Nuclear RNA Sorting
▶Summary
Mammalian genomes are hyperactively transcribed and, paradoxically, a major part of the produced RNA is turned over soon after its synthesis. But the situation is even more bizarre. This is because individual transcription units (TUs), that generate standard functional transcripts, also give rise to a flock of shorter labile isoforms. Overall, this presents an extraordinarily chaotic situation where the expression of functional RNA, both at the genomic- and at the single TU-level, is embedded within a sea of futile transcription products. Being predominantly transcribed by RNA polymerase II, labile RNAs share common features with their functional counterparts, which motivates the basic question of the NuRS proposal: Which molecular mechanisms dictate the sorting of nuclear RNAs into stable, functional ribonucleoprotein particles vs. those destined for degradation? The major challenge of mechanistically rationalizing RNA sorting has for long been without concrete and testable hypotheses. However, recent breakthroughs by us, and others, have found that the essential ARS2 protein holds binary functions in RNA maturation and degradation. Given its cap-proximal omnipresence on nascent RNA, we hypothesize that transcript fate is governed by the competitive interaction of ARS2 with productive and destructive factors.

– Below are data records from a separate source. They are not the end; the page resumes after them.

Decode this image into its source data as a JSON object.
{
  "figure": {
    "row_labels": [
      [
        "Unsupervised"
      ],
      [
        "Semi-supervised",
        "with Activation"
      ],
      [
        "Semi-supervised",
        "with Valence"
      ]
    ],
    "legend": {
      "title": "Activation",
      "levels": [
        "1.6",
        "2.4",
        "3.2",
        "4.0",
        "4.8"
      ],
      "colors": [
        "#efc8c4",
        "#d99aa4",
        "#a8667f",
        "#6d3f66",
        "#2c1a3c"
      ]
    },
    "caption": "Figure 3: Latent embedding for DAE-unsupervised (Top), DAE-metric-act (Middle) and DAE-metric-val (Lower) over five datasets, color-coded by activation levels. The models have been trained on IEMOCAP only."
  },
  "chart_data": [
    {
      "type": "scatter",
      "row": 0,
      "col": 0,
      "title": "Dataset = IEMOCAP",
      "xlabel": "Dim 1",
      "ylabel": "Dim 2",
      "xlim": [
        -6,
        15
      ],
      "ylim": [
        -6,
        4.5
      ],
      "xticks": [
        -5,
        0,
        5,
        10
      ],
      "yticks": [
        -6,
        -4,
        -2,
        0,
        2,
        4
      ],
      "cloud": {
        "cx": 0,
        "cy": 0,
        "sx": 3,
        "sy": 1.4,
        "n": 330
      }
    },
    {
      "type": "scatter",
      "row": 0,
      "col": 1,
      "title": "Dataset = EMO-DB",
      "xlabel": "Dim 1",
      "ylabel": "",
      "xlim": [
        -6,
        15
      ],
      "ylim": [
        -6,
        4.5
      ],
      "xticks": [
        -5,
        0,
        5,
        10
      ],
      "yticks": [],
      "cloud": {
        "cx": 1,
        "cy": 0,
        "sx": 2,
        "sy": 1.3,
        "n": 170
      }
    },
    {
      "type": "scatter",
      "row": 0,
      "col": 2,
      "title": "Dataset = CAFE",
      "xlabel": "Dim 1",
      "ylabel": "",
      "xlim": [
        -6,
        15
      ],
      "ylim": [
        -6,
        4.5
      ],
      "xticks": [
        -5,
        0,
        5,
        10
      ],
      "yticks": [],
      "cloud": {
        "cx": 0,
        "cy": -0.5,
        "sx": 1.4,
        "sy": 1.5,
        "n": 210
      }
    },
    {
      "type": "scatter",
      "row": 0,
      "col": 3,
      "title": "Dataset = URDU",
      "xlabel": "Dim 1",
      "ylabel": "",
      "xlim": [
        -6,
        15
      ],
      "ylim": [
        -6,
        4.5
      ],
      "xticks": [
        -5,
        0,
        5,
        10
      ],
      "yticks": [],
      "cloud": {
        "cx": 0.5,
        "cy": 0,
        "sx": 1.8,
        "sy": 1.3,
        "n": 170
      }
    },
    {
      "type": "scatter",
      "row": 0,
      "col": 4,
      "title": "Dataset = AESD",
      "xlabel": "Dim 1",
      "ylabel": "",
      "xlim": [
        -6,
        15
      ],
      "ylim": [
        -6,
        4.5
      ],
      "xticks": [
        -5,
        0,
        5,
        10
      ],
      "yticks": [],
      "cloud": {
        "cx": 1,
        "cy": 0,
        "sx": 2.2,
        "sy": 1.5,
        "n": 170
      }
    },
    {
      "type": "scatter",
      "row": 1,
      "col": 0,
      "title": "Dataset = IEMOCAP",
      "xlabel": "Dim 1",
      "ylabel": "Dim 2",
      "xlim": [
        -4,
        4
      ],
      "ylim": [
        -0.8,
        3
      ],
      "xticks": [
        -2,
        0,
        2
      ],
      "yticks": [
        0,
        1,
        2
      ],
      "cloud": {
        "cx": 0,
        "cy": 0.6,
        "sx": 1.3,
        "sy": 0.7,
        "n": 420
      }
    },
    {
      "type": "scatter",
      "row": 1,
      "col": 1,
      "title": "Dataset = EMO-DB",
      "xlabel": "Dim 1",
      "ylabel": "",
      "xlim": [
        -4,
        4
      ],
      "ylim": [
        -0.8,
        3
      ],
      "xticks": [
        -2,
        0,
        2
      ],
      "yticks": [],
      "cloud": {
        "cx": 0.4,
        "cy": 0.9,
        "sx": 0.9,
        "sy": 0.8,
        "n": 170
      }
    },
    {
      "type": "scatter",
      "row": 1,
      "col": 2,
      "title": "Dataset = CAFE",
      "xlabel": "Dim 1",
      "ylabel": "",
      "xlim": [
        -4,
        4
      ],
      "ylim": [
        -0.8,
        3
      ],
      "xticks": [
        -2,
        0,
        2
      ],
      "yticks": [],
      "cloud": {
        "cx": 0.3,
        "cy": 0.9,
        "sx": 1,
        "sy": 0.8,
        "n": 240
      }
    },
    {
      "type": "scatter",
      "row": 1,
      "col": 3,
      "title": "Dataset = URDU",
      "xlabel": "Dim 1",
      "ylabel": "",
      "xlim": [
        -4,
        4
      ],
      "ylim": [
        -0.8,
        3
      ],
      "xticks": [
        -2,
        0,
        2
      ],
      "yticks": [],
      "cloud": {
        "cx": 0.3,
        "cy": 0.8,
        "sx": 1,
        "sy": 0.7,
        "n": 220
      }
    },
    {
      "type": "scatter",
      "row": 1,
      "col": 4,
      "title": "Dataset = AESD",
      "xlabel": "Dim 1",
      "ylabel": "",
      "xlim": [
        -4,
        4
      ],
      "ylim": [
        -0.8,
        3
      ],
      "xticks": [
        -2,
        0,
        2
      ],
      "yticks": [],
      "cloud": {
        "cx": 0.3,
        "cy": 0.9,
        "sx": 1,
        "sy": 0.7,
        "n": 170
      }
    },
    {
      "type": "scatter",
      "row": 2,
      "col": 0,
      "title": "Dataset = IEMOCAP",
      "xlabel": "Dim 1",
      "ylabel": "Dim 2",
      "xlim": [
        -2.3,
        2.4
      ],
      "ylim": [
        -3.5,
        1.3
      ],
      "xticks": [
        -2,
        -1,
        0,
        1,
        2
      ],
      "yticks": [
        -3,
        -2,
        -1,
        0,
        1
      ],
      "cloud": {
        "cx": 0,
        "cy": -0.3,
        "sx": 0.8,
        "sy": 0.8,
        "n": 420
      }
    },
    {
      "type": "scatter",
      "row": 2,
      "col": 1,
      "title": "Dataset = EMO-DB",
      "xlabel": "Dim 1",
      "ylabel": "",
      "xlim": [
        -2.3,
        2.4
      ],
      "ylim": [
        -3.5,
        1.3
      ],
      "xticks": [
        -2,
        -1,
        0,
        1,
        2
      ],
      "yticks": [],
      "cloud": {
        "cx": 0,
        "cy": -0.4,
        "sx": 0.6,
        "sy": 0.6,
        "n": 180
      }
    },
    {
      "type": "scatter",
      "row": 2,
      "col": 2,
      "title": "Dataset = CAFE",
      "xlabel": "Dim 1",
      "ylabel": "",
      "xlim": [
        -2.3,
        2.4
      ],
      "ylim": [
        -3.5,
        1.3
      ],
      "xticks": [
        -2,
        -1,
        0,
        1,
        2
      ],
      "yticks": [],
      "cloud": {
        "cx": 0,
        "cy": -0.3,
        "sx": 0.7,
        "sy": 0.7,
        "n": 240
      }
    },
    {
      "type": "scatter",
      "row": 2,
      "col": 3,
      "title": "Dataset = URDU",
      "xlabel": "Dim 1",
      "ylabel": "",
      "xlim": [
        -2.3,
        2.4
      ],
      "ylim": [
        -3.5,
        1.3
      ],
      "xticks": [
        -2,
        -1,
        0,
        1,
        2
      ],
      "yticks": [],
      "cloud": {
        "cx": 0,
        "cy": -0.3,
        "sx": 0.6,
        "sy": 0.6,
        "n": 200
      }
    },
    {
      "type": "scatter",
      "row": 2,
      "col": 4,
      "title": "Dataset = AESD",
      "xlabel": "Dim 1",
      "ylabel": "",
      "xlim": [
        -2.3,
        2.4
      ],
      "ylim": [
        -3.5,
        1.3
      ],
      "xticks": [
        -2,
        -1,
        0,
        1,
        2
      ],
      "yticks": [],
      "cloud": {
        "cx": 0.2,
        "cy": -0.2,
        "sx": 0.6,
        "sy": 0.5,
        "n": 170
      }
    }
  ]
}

Through a delineation of the responsible protein complexes and domains, we will dissect the underlying molecular logic, both at steady state and in the dynamic context of stem cell differentiation. This includes exploring our provocative finding that the domain of ARS2, interacting with RNA processing and degradation factors, can also interact with transcription factors. How these transcriptional and post-transcriptional links impinge on RNA sorting will be uncovered, which will disclose the fundamental question of how cells cope with a massive genomic output without erroneously degrading functional RNA or leaving spurious transcripts ignored.